Optimal Policies for a Finite-Horizon Production Inventory Model

Read this article. The research indicates challenges associated with the timely ordering of products, especially those that can degrade with time. What kinds of challenges can you see with products that have a defined shelf life and can spoil or deteriorate?

Technical Preliminaries

This section contains a summary of the work of Benkherouf and Gilding needed to tackle the problem of this paper. Proofs of the results are omitted. Interested readers may consult Benkherouf and Gilding.

Consider the problem

\mathbf{P}: \operatorname{TC}\left(t_{1}, \ldots, t_{n} ; n\right)=n K+\sum_{i=1}^{n} R_{i}\left(t_{i-1}, t_{\mathrm{i}}\right),   (3.1)

subject to

0=t_{0} \text { < } t_{1} \text { < } \cdots \text { < } t_{n}=H.   (3.2)


It was shown in Benkherouf and Gilding that, under some technical conditions, the optimization problem (P) has a unique optimal solution which can be found from solving a system of nonlinear equations derived from the first-order optimality condition. To be precise, t_{0}=0 and t_{n}=H and ignore the rest of the constraints (3.2).

Write

S_{n}:=\sum_{i=1}^{n} R_{i}\left(t_{i-1}, t_{i}\right).   (3.3)


Assuming that R_{i}^{\prime} s  are twice differentiable, then, for fixed n, the optimal solution in (P) subject to (3.2) reduces to minimizing S_{n}.

Use the notation \nabla for the gradient, then setting \nabla \mathrm{TC}\left(t_{1}, \ldots, t_{n} ; n\right)=0 gives

(\nabla \mathrm{TC})_{i}=\left(\partial R_{i}\right)_{y}\left(t_{i-1}, t_{i}\right)+\left(\partial R_{i+1}\right)_{x}\left(t_{i}, t_{i+1}\right)=0, \quad i=1, \ldots, n-1.   (3.4)


Two sets of hypotheses were put forward.

Hypothesis 1. The functions R_{i} satisfy, for i=1, \ldots, n \text { and } y \text { > } x,

(1)  R_{i}(x, y) \text { > } 0

(2) R_{i}(x, x) \text { = } 0

(3)  \left(\partial R_{i}\right)_{x}(x, y) \text { < } 0 \text { < } \left(\partial R_{i}\right)_{y}(x, y)

(4) \left(\partial_{x} \partial_{y} R\right)_{i}(x, y) \text { < } 0


Hypothesis 2. Define

\begin{aligned}
&\mathscr{L}_{x} z=\partial_{x}^{2} z+\partial_{x} \partial_{y} z+f(x) \partial_{x} z \\
&\mathscr{L}_{y} z=\partial_{y}^{2} z+\partial_{x} \partial_{y} z+f(y) \partial_{y} z
\end{aligned}   (3.5)


then there is a continuous function f such that \mathscr{L}_{x} R_{i} \geq 0, \mathscr{L}_{y} R_{i} \geq 0 for all i=1, \ldots, n, and \left(\partial R_{i}\right)_{y}+\left(\partial R_{i+1}\right)_{x}=0 on the boundary of the feasible set.


The next theorem shows that under assumptions in Hypotheses 1 and 2, the function S_{n} has a unique minimum.

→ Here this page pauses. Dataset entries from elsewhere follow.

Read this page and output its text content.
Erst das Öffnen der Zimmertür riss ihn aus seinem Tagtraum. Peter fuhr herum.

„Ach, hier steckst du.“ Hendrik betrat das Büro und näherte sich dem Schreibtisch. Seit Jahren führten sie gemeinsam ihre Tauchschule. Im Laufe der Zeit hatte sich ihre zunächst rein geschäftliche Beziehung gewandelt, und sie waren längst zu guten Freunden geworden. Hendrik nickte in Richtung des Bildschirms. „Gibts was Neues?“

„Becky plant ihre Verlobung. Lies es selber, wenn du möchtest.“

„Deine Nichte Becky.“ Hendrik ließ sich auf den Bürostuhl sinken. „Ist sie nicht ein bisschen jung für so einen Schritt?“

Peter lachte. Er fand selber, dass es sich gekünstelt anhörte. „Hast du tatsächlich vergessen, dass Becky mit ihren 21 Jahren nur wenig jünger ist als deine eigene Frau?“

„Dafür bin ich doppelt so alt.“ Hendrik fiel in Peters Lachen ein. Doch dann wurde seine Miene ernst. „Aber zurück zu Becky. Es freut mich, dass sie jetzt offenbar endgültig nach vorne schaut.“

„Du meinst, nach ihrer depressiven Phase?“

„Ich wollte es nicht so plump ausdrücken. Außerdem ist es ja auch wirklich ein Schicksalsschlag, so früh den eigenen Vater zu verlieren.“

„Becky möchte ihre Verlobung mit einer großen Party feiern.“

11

Theorem 3.1.The system (3.4) has a unique solution subject to (3.2). Furthermore, this solution is the solution of (3.1) subject to (3.2).  Recall that a function S_{n} is convex in n if

S_{n+2}-S_{n+1} \geq S_{n+1}-S_{n}.   (3.6)

This is equivalent to

\frac{1}{2}\left(S_{n}+S_{n+2}\right) \geq S_{n+1}.   (3.7)


Theorem 3.2. If s_{n} denotes the minimum objective value of (3.1) subject to (3.2) and R_{i}(\mathrm{x}, y)=R(x, y) then s_{n} is convex in n.

Based on the convexity property of s_{n}, the optimal number of cycles n* is given by

n^{*}=\min \left\{n \geq 1: s_{n+1}-s_{n} \text { > } 0\right\} .   (3.8)


Now to solve (3.4) at i=n-1 ,

\partial R_{n-1 y}\left(t_{n-2}, t_{n-1}\right)+\left(\partial R_{n}\right)_{x}\left(t_{n-1}, H\right)=0.   (3.9)

Assume that t_{n-1} is known, t_{n-2} can be found uniquely as a function of t_{n-1}. Repeating this process for i=n-2, i=1, t_{n-3}, \ldots, t_{n} are a function of t_{n-1}. So, the search for the optimal solution of (3.5) can be conducted using a univariate search method.